NASA shared a spectacular image of a supernova captured by Chandra X-ray Observatory on its Instagram page last weekend. The image captured a bright source of light at the centre of supernova RCW 103 remnant in 2016. The stellar object is about 10, 700 light from Earth.

NASA wrote that the bright source at the centre of supernova remnant RCW 103 is a neutron star. A supernova is an astronomical process that occurs during the last evolutionary stages of a massive star. Meanwhile, a neutron star is the collapsed core of a massive supergiant star, which had a total mass of between 10 and 25 solar masses, or probably more if the star was especially metal-rich. Supernova form one, the matter in a neutron star is packed together extremely tightly. A sugar cube sized amount of neutron star material would weigh roughly the weight of Mount Everest.

NASA has said that this object is the most extreme pulsars, or rotating neutron stars, ever detected. A compact neutron star is the source for the same. It exhibits properties of a highly magnetized neutron star, or magnetar. However, the deduced spin period is thousands of times longer than any pulsar ever observed.

The RCW 103 supernova is unique because the regular variation in the X-ray brightness of its source, with a period of about six and a half hours, presented a puzzle to astronomers. All its proposed models could not clearly explain the slow periodicity, but the main ideas were of either a spinning neutron star that is rotating extremely slowly because of an unknown slow down mechanism, or a faster-spinning neutron star.

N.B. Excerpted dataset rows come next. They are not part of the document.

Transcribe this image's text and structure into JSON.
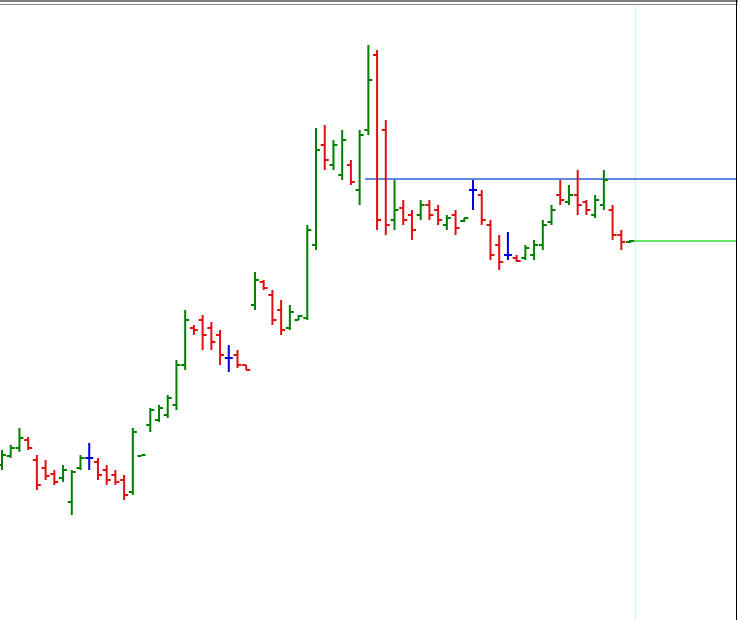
{
  "chart_data": {
    "type": "ohlc",
    "x": [
      0,
      1,
      2,
      3,
      4,
      5,
      6,
      7,
      8,
      9,
      10,
      11,
      12,
      13,
      14,
      15,
      16,
      17,
      18,
      19,
      20,
      21,
      22,
      23,
      24,
      25,
      26,
      27,
      28,
      29,
      30,
      31,
      32,
      33,
      34,
      35,
      36,
      37,
      38,
      39,
      40,
      41,
      42,
      43,
      44,
      45,
      46,
      47,
      48,
      49,
      50,
      51,
      52,
      53,
      54,
      55,
      56,
      57,
      58,
      59,
      60,
      61,
      62,
      63,
      64,
      65,
      66,
      67,
      68,
      69,
      70,
      71,
      72
    ],
    "open": [
      155,
      164,
      172,
      180,
      160,
      152,
      146,
      142,
      118,
      152,
      162,
      158,
      150,
      145,
      140,
      128,
      164,
      195,
      200,
      205,
      215,
      255,
      292,
      300,
      292,
      285,
      262,
      265,
      255,
      315,
      338,
      325,
      310,
      292,
      300,
      302,
      375,
      475,
      455,
      445,
      455,
      430,
      490,
      565,
      490,
      400,
      412,
      405,
      405,
      415,
      410,
      395,
      405,
      399,
      430,
      425,
      395,
      375,
      365,
      362,
      362,
      365,
      375,
      398,
      425,
      418,
      425,
      418,
      405,
      415,
      410,
      385,
      378
    ],
    "high": [
      170,
      175,
      192,
      183,
      165,
      160,
      150,
      155,
      150,
      165,
      177,
      162,
      155,
      150,
      145,
      192,
      165,
      212,
      215,
      225,
      260,
      310,
      295,
      305,
      298,
      290,
      275,
      270,
      255,
      348,
      340,
      330,
      320,
      315,
      305,
      395,
      492,
      495,
      480,
      490,
      460,
      490,
      575,
      570,
      500,
      440,
      420,
      410,
      420,
      420,
      415,
      405,
      410,
      402,
      440,
      430,
      400,
      385,
      388,
      365,
      375,
      380,
      400,
      415,
      440,
      435,
      450,
      420,
      425,
      450,
      415,
      390,
      380
    ],
    "low": [
      150,
      162,
      168,
      170,
      130,
      140,
      135,
      138,
      105,
      150,
      150,
      140,
      135,
      135,
      120,
      125,
      165,
      188,
      198,
      202,
      210,
      250,
      285,
      270,
      270,
      255,
      248,
      252,
      250,
      310,
      330,
      295,
      285,
      290,
      300,
      300,
      370,
      450,
      450,
      440,
      435,
      415,
      485,
      390,
      385,
      390,
      395,
      380,
      400,
      400,
      395,
      390,
      385,
      398,
      410,
      395,
      360,
      350,
      360,
      358,
      360,
      360,
      370,
      395,
      415,
      415,
      405,
      405,
      402,
      410,
      380,
      370,
      377
    ],
    "close": [
      165,
      172,
      182,
      172,
      135,
      144,
      138,
      150,
      148,
      162,
      162,
      145,
      140,
      138,
      125,
      188,
      165,
      210,
      212,
      222,
      255,
      300,
      290,
      285,
      278,
      265,
      262,
      255,
      250,
      340,
      332,
      300,
      290,
      308,
      304,
      390,
      470,
      460,
      475,
      480,
      438,
      485,
      540,
      400,
      395,
      410,
      400,
      390,
      415,
      405,
      400,
      402,
      392,
      402,
      430,
      400,
      365,
      358,
      365,
      359,
      372,
      375,
      395,
      410,
      420,
      425,
      415,
      410,
      420,
      440,
      385,
      378,
      379
    ],
    "up_color": "#008000",
    "down_color": "#e01010",
    "doji_color": "#0000e0",
    "xlim": [
      -0.23,
      84.15
    ],
    "ylim": [
      0,
      620
    ],
    "levels": [
      {
        "value": 441,
        "from": 41.6,
        "color": "#2a5fd8"
      },
      {
        "value": 379,
        "from": 72.3,
        "color": "#33dd33"
      }
    ],
    "cursor": {
      "x": 72.6,
      "color": "#bff4f8"
    }
  }
}
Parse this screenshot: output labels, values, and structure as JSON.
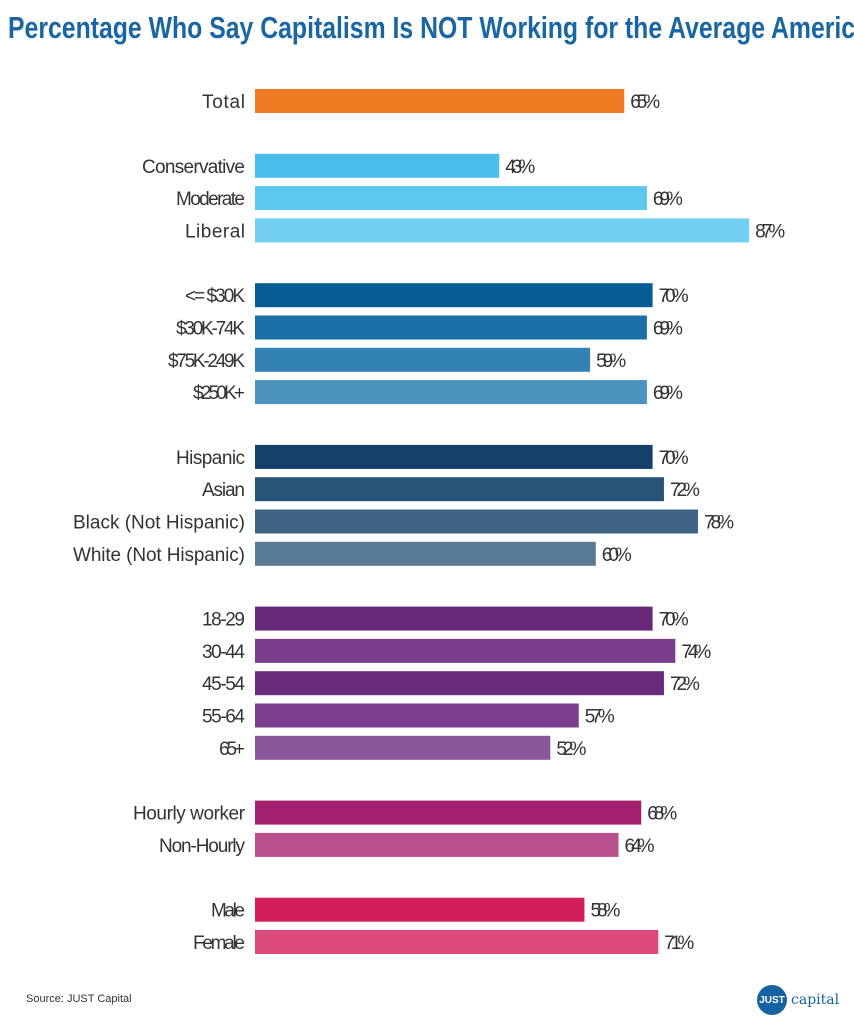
{
  "chart_data": {
    "type": "bar",
    "orientation": "horizontal",
    "title": "Percentage Who Say Capitalism Is NOT Working for the Average American",
    "xlim": [
      0,
      100
    ],
    "grid": false,
    "unit": "%",
    "groups": [
      {
        "rows": [
          {
            "label": "Total",
            "value": 65,
            "color": "#ee7a22"
          }
        ]
      },
      {
        "rows": [
          {
            "label": "Conservative",
            "value": 43,
            "color": "#47bfea"
          },
          {
            "label": "Moderate",
            "value": 69,
            "color": "#5ac8ef"
          },
          {
            "label": "Liberal",
            "value": 87,
            "color": "#72cff1"
          }
        ]
      },
      {
        "rows": [
          {
            "label": "<= $30K",
            "value": 70,
            "color": "#075d96"
          },
          {
            "label": "$30K-74K",
            "value": 69,
            "color": "#1a70a6"
          },
          {
            "label": "$75K-249K",
            "value": 59,
            "color": "#3282b3"
          },
          {
            "label": "$250K+",
            "value": 69,
            "color": "#4c93be"
          }
        ]
      },
      {
        "rows": [
          {
            "label": "Hispanic",
            "value": 70,
            "color": "#14406a"
          },
          {
            "label": "Asian",
            "value": 72,
            "color": "#27557a"
          },
          {
            "label": "Black (Not Hispanic)",
            "value": 78,
            "color": "#3f6486"
          },
          {
            "label": "White (Not Hispanic)",
            "value": 60,
            "color": "#5a7b96"
          }
        ]
      },
      {
        "rows": [
          {
            "label": "18-29",
            "value": 70,
            "color": "#68287a"
          },
          {
            "label": "30-44",
            "value": 74,
            "color": "#7b3c8c"
          },
          {
            "label": "45-54",
            "value": 72,
            "color": "#6a2a7d"
          },
          {
            "label": "55-64",
            "value": 57,
            "color": "#7c3e8e"
          },
          {
            "label": "65+",
            "value": 52,
            "color": "#8b579c"
          }
        ]
      },
      {
        "rows": [
          {
            "label": "Hourly worker",
            "value": 68,
            "color": "#a3206f"
          },
          {
            "label": "Non-Hourly",
            "value": 64,
            "color": "#b94f8c"
          }
        ]
      },
      {
        "rows": [
          {
            "label": "Male",
            "value": 58,
            "color": "#d21f5c"
          },
          {
            "label": "Female",
            "value": 71,
            "color": "#dc4a7b"
          }
        ]
      }
    ]
  },
  "source": "Source: JUST Capital",
  "logo": {
    "mark": "JUST",
    "word": "capital",
    "color": "#1563a3"
  }
}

After data was collected from NASA’s Chandra X-Ray, Nuclear Spectroscopic Telescope Array, ESA's XMM-Newton, astronomers expect that a single neutron star will be spinning swiftly after its birth in the supernova explosion and will then slow down gradually as it loses energy. However, astronomers believe that the magnetar or the neutron star within RCW 103 is nearly 2,000 years old, which is not enough time for the pulsar to slow down to a period of 24,000 seconds by traditional means.